Mission Health’s first rolling forecast was developed in the summer of 2015, the third quarter of its fiscal year, and forecasted six quarters—through the remainder of FY15 and all of FY16. The second forecast, completed in Q4 of FY15 memorialized Mission’s new performance targets for FY16.

Already, the system is projecting gaps and areas that will need improvement. Had the system stayed with the traditional budget process, those gaps would not have been identified for several more months. For example, through the updates at the second quarterly forecast, Mission Health predicted cost would need to be reduced by $14 million meet its financial objectives. The gap between costs and revenue resulted from unforeseen reductions in Medicaid payments and reduced savings in the 340B drug pricing program. The teams at each entity were directed to develop mitigation plans for closing the gap, and those ideas have been prioritized for implementation. Ideas range from reduced use of contract labor to renegotiation of supply implants. Monthly progress reports show that the system is on track to substantially close the $14 million gap.

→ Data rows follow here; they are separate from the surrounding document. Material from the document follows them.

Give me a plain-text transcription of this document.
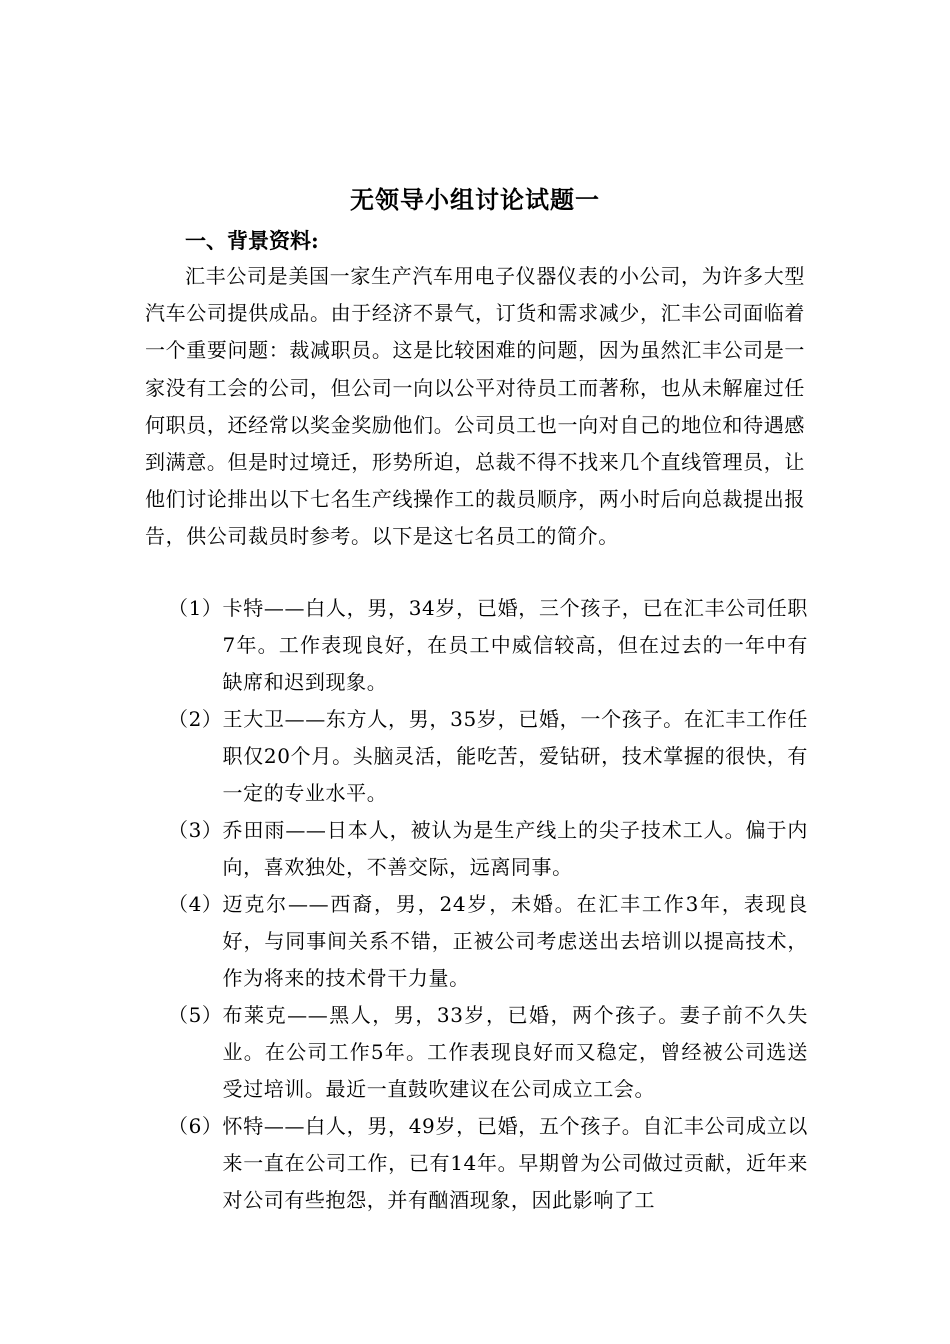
无领导小组讨论试题一
一、背景资料:
汇丰公司是美国一家生产汽车用电子仪器仪表的小公司，为许多大型汽车公司提供成品。由于经济不景气，订货和需求减少，汇丰公司面临着一个重要问题：裁减职员。这是比较困难的问题，因为虽然汇丰公司是一家没有工会的公司，但公司一向以公平对待员工而著称，也从未解雇过任何职员，还经常以奖金奖励他们。公司员工也一向对自己的地位和待遇感到满意。但是时过境迁，形势所迫，总裁不得不找来几个直线管理员，让他们讨论排出以下七名生产线操作工的裁员顺序，两小时后向总裁提出报告，供公司裁员时参考。以下是这七名员工的简介。
（1） 卡特——白人，男，34岁，已婚，三个孩子，已在汇丰公司任职7年。工作表现良好，在员工中威信较高，但在过去的一年中有缺席和迟到现象。
（2） 王大卫——东方人，男，35岁，已婚，一个孩子。在汇丰工作任职仅20个月。头脑灵活，能吃苦，爱钻研，技术掌握的很快，有一定的专业水平。
（3） 乔田雨——日本人，被认为是生产线上的尖子技术工人。偏于内向，喜欢独处，不善交际，远离同事。
（4） 迈克尔——西裔，男，24岁，未婚。在汇丰工作3年，表现良好，与同事间关系不错，正被公司考虑送出去培训以提高技术，作为将来的技术骨干力量。
（5） 布莱克——黑人，男，33岁，已婚，两个孩子。妻子前不久失业。在公司工作5年。工作表现良好而又稳定，曾经被公司选送受过培训。最近一直鼓吹建议在公司成立工会。
（6） 怀特——白人，男，49岁，已婚，五个孩子。自汇丰公司成立以来一直在公司工作，已有14年。早期曾为公司做过贡献，近年来对公司有些抱怨，并有酗酒现象，因此影响了工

Currently, Mission Health is in the process of determining how many mitigation plans can be extended into the next fiscal year and how many plans (because of their timeline and process implementation) may require more time. Due to flat to declining payment combined with cost pressures such as labor and drug costs (the healthcare math problem), the system has found that a higher level of improvement is needed to meet desired FY17 margins.

Preparing for Now

Taking on new approaches that enable a healthcare organization to meet the constant change and challenges of the value-based care era is critical for sustainability. To be sure, an organization that undergoes such substantial change will not get everything right from the start. The learning curve may be considerable, so patience and preparation are necessities. Remember, the rolling forecast is not a cookie-cutter solution but a tool that will look and work differently for different organizations.

Fundamentally, the rolling forecast helps bring finance leaders and departmental managers together on the same page, rather than working in silos with lack of coordination on targets, and it requires decision making based on a balance between high quality and cost efficiency so that patients receive the care that best meets their needs.

Mission Health’s journey demonstrates that an onerous, seemingly immobile process can be transformed into a more fluid, useful tool for identifying financial gaps that could impede an organization’s ability to deliver care as cost efficiently as possible. Using a rolling forecast is enabling Mission Health frontline managers to become true financial stewards of their departments, even as the health system is becoming better prepared for delivering value.


Larry E. Hill, MHS, is vice president of finance, Mission Member Hospitals, Asheville, N.C., and a member of HFMA’s North Carolina Chapter.